Ethiopia Forum

Safer and More Inclusive Universities

A forum on the role of higher education institutions play in advancing gender equality and female empowerment

President Ethiopia Forum

“Change is sweeping Africa.

Systemic barriers to gender equity are falling and a growing number of women leaders are reshaping the continent. Across the continent, women are increasingly challenging traditional norms by claiming positions of power and influence in our public arenas.”
- President of Ethiopia Sahle-Work Zewde, in a March 7 Financial Times op-ed

By Ethiopia Abebe, Director, IIE Ethiopia

Ethiopia marked a significant milestone for female leadership on the African continent when the nation elected its first female president in 2018. Promising to lift other women up and challenge discrimination, President Sahle-Work Zewde made a commitment to advance gender equality, girls’ education and female empowerment when she was appointed to the presidency.

IIE joins her in championing this important cause through our work with the Higher Education Readiness program in Ethiopia, in addition to other initiatives to educate and empower women and girls.
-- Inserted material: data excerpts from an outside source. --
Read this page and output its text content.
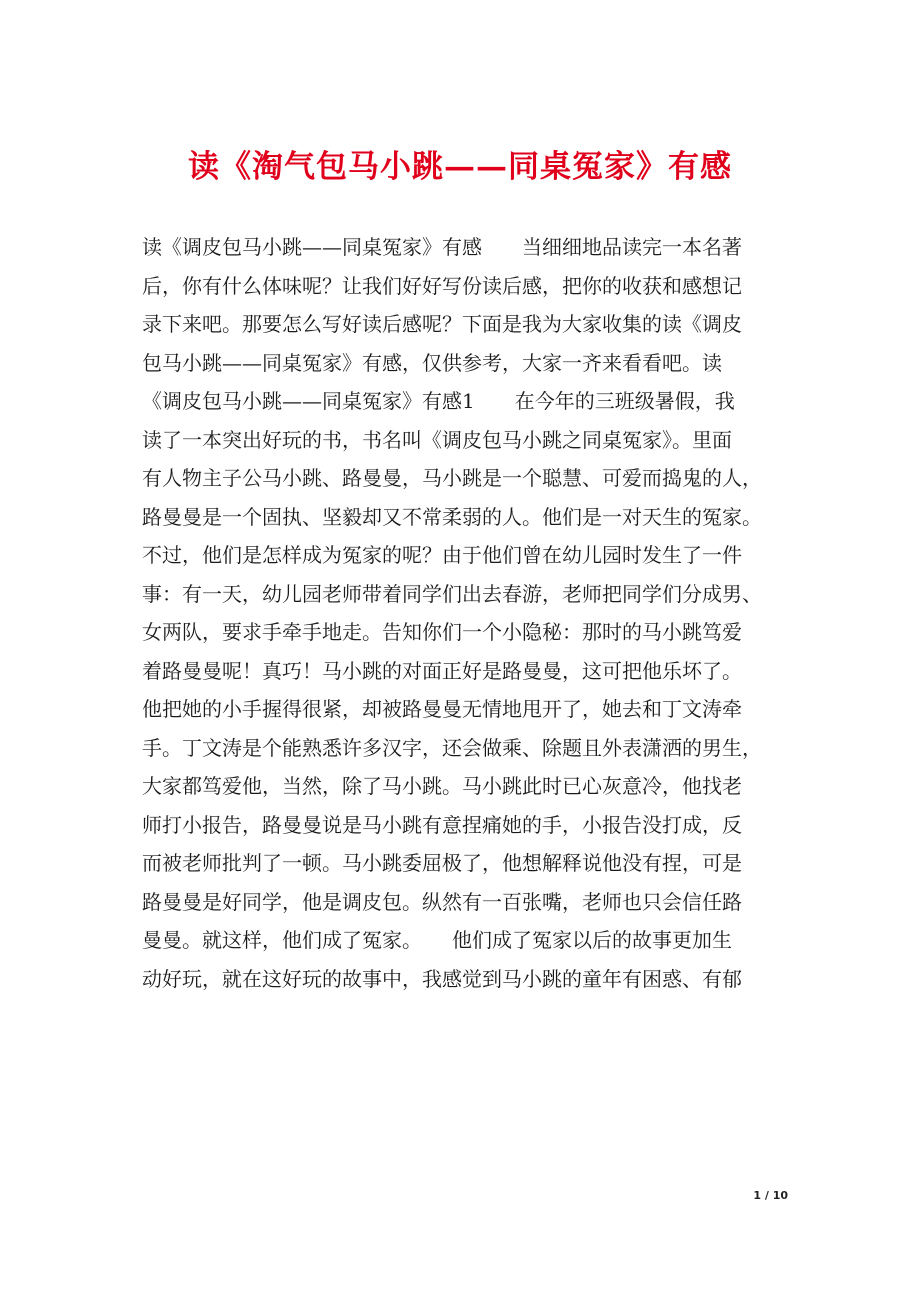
读《淘气包马小跳——同桌冤家》有感
读《调皮包马小跳——同桌冤家》有感　　当细细地品读完一本名著
后，你有什么体味呢？让我们好好写份读后感，把你的收获和感想记
录下来吧。那要怎么写好读后感呢？下面是我为大家收集的读《调皮
包马小跳——同桌冤家》有感，仅供参考，大家一齐来看看吧。读
《调皮包马小跳——同桌冤家》有感1　　在今年的三班级暑假，我
读了一本突出好玩的书，书名叫《调皮包马小跳之同桌冤家》。里面
有人物主子公马小跳、路曼曼，马小跳是一个聪慧、可爱而捣鬼的人，
路曼曼是一个固执、坚毅却又不常柔弱的人。他们是一对天生的冤家。
不过，他们是怎样成为冤家的呢？由于他们曾在幼儿园时发生了一件
事：有一天，幼儿园老师带着同学们出去春游，老师把同学们分成男、
女两队，要求手牵手地走。告知你们一个小隐秘：那时的马小跳笃爱
着路曼曼呢！真巧！马小跳的对面正好是路曼曼，这可把他乐坏了。
他把她的小手握得很紧，却被路曼曼无情地甩开了，她去和丁文涛牵
手。丁文涛是个能熟悉许多汉字，还会做乘、除题且外表潇洒的男生，
大家都笃爱他，当然，除了马小跳。马小跳此时已心灰意冷，他找老
师打小报告，路曼曼说是马小跳有意捏痛她的手，小报告没打成，反
而被老师批判了一顿。马小跳委屈极了，他想解释说他没有捏，可是
路曼曼是好同学，他是调皮包。纵然有一百张嘴，老师也只会信任路
曼曼。就这样，他们成了冤家。　　他们成了冤家以后的故事更加生
动好玩，就在这好玩的故事中，我感觉到马小跳的童年有困惑、有郁
1 / 10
Edith Cecil, IIE Senior Vice President, Government Programs; Susan Silveus, IIE Regional Director for the Middle East & Africa; and I were honored to meet with the president at the presidential palace in January to discuss IIE's work advancing educational opportunities for girls.
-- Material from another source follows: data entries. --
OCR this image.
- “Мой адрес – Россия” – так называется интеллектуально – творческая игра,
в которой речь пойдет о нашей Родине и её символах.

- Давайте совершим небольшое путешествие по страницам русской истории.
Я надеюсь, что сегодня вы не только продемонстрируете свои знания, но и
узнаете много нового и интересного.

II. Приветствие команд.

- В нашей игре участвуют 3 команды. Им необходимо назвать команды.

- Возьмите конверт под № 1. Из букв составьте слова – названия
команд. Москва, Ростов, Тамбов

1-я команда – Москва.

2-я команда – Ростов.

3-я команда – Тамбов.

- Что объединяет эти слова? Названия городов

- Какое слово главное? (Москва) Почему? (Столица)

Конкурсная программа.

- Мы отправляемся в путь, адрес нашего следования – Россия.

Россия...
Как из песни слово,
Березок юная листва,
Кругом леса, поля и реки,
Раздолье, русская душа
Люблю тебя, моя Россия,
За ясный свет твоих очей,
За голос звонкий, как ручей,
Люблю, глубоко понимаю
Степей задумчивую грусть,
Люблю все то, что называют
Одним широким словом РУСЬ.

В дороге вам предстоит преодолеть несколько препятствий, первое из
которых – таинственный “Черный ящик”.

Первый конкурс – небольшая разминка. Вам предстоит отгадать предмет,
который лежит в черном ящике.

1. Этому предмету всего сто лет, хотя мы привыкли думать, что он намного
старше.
At the president’s request, I facilitated a forum on “Safe and Inclusive Universities," to examine how higher education institutions in Ethiopia must find solutions to make their universities safer and more inclusive for female students, teachers, students with disabilities, and the university community at large.

The forum took place at the United Nations Economic Commission for Africa headquarters in Addis Ababa on February 21. In total 200 participants attended the forum, including 42 government university presidents, gender office directorates from each university, female students, female teachers, and female teachers’ association representative from each university in Ethiopia, along with experts from the Ministry of Science and Higher Education.

President Sahle-Work Zewde; Dr. Hirut W/Mariam, Minister of Science and Higher Education; and Yalem Tsegay, Minister of Women, Children and Youth, delivered opening remarks. Participants discussed current challenges they face and possible solutions to make Ethiopia's universities safer and more inclusive.

Ethiopia Forum

ON THE WAY FORWARD

Gender equality and representation at universities are inextricably linked with the social issues that impact the lives and opportunities of women. Many participants commented on the need to work with our high schools to ensure that more high achieving female students and entry of female students interested in STEM disciplines go on to university. University women made up only 30 percent of all tertiary students in 2014, according to the UNESCO Institute for Statistics.

Collaboration within and outside universities is essential. Students, teachers, administrative and academic staff need to work together, and university leadership should invest in supporting this collaboration. This work also needs to be done in collaboration with gender offices and other stakeholders active in the communities surrounding universities. Universities are not islands and they have a massive potential to impact and serve their communities. When they can connect with their surrounding communities the social change we seek will be sustainable.

When thinking outside the box and questioning the status quo, the university leadership and community need to ask:

  • Why do we still not have a single female president at any university in Ethiopia, private or public?
  • Why must female students contend with sexual harassment from their teachers?
  • Why has it proven to be difficult to prioritize and budget for gender in the national budget for universities?

ADDITIONAL RECOMMENDATIONS

  • Attitudinal change is the key area of intervention. University leaders and the community at large need a shift in mindset when it comes to gender equality.
  • Address structural and administrative limitations and obstacles some are in the policies. Some are in the administrative culture. We need to have a sense of urgency and address these issues so that we can get to solving problems.
  • Empower women directorates and women & youth directorates. These vital organizations need to be empowered and supported to serve the entire university community, not just students. There are a few proven solutions pioneered at some of our institutions and we need to recognize and share these resources by creating forums for learning.
  • Consider gender representation and the work around gender equality in national university rankings.
  • Make confronting gender-based violence a priority. Preventative measures must be taken to make universities a safe space for female students.

In her closing remarks at the forum, President Sahle-Work Zewde emphasized the need for urgent intervention to support gender equality at all Ethiopian universities. Supporting female professors’ progress to leadership positions is a government priority and universities should take responsibility to make this happen. The president said that together with MoSHE she will follow up on the progress of each universities soon.

She called on each university to conduct a similar workshop in their respective campuses and come up with a tangible action plan and budget, and indicated that government will take full responsibility to revise some policies and procedures as well as will support the universities when they need any support.

We look forward to advancing new educational opportunities for women and girls in Ethiopia.